DVCon Europe best paper assesses clock design

By Chris Edwards |  No Comments  |  Posted: April 29, 2021
Topics/Categories: EDA - IC Implementation  |  Tags: , , , ,  | Organizations:

At DVCon Europe last year, engineers from Qualcomm received the best paper award for their work on the energy aspects of SoC clock design and how changes to RTL design affect them. Michele Chilla and Leonardo Gobbi, working at the company’s facility in Ireland, analyzed three approaches to clock for area, power, flexibility and routing congestion, basing the work on logic used in the Snapdragon 855+ SoC.

The logic used for the assessment is based on a real example design that employs more than 300,000 flops together with features such as the bus infrastructure used to internal cores. The RTL assessed also includes all the DFT logic. The choice of target reflects the trend for SoCs to move from a single clock to being an array of independently clocked subsystems that can be clock gated, powered down to save more power and possibly also frequency-scaled depending on what software workload they are running at the time. As well as being potentially more energy efficient, the multiclock approach can also help design closure as it relaxes the timing constraints in many circumstances.

The multiclock approach calls for the development of dedicated clock-control units (CCUs) to generate their internal clocks, calling on clock driver firmware to program the internal clock multiplexers, PLLs, and clock dividers of individual domains. How the CCUs interact with their downstream clock domains has a major effect on energy consumption both in terms of switching and leakage. To test out those effects, the Qualcomm team built three RTL variants for taking clock signals from the oscillators and PLLs controlled by the CCU and, in turn, driving their internal clock domains through trees of dividers:

  • Low-Opt: All clocks are synchronous and generated from the same clock mux. This implementation provides poor support for dynamic frequency scaling because all the clock branches are derived from a single clock mux. This in turn leads to tight timing constraints needing to be handled in design closure.
  • Mid-Opt: All clocks are again generated from a single clock mux but are grouped into different clock domains. Because of the use of fixed dividers, the frequency-scaling flexibility remains as limited as the Low-Opt. But the structure allows more relaxed timing constraints at the back-end stage which may be used to reduce routing congestion and the need for large numbers of clock buffers.
  • High-Opt: The clock for each domain group is generated from a dedicated clock mux, an approach that allows for granular dynamic frequency scaling as well as more relaxed timing constraints and a lower requirement for buffers than the Mid-Opt structure as well as a lower fanout per clock branch.
Clock distribution options assessed in the paper

Image Clock distribution options assessed in the paper

To evaluate how the different structures perform, the team gathered data from the Synopsys Design Compiler tool, with the power information generated using its Power Compiler subsystem. Congestion information came from the Design Vision tool, which extracts a topological view of clock branches across a subsystem down to six levels of connection, which provides a way of predicting post-layout timing and area use.

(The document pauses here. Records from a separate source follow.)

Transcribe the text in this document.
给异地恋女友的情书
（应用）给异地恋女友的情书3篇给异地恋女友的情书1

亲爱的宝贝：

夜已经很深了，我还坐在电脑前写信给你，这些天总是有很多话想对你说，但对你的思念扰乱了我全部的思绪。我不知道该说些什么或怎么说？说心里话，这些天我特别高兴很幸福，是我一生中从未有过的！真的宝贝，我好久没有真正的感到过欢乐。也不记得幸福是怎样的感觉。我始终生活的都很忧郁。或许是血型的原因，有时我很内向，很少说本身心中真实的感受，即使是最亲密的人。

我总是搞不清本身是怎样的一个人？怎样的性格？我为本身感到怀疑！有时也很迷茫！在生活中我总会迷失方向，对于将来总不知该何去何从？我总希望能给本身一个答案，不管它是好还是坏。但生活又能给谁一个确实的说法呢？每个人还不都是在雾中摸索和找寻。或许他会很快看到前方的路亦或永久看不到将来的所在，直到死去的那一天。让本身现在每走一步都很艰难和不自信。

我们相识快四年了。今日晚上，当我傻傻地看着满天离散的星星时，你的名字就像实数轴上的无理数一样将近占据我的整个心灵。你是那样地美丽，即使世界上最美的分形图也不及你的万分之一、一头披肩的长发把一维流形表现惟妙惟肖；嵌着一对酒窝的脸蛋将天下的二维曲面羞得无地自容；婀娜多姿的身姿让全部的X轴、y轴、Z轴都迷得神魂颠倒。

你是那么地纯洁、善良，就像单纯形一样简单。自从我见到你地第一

Overall the analysis found the Mid-Opt approach reduced power by 16.4 per cent compared to the Low-Opt, thanks to a switching power reduction of a little over 20 per cent balanced slightly against increased power required by the extra RTL logic Mid-Opt structures need. Buffer insertion fell slightly but routing congestion did improve, according to Qualcomm.

High-Opt increased total power consumption, rising slightly above Low-Opt but 21.6 per cent ahead of Mid-Opt. However, routing congestion improved significantly because the layout tool had much greater flexibility in placing and routing the clock tree components, though the number of buffers only fell slightly compared to Mid-Opt. Though the clock power does increase slightly compared to Mid-Opt, this does convey the benefit of more granular frequency control which may pay off in system-level energy efficiency.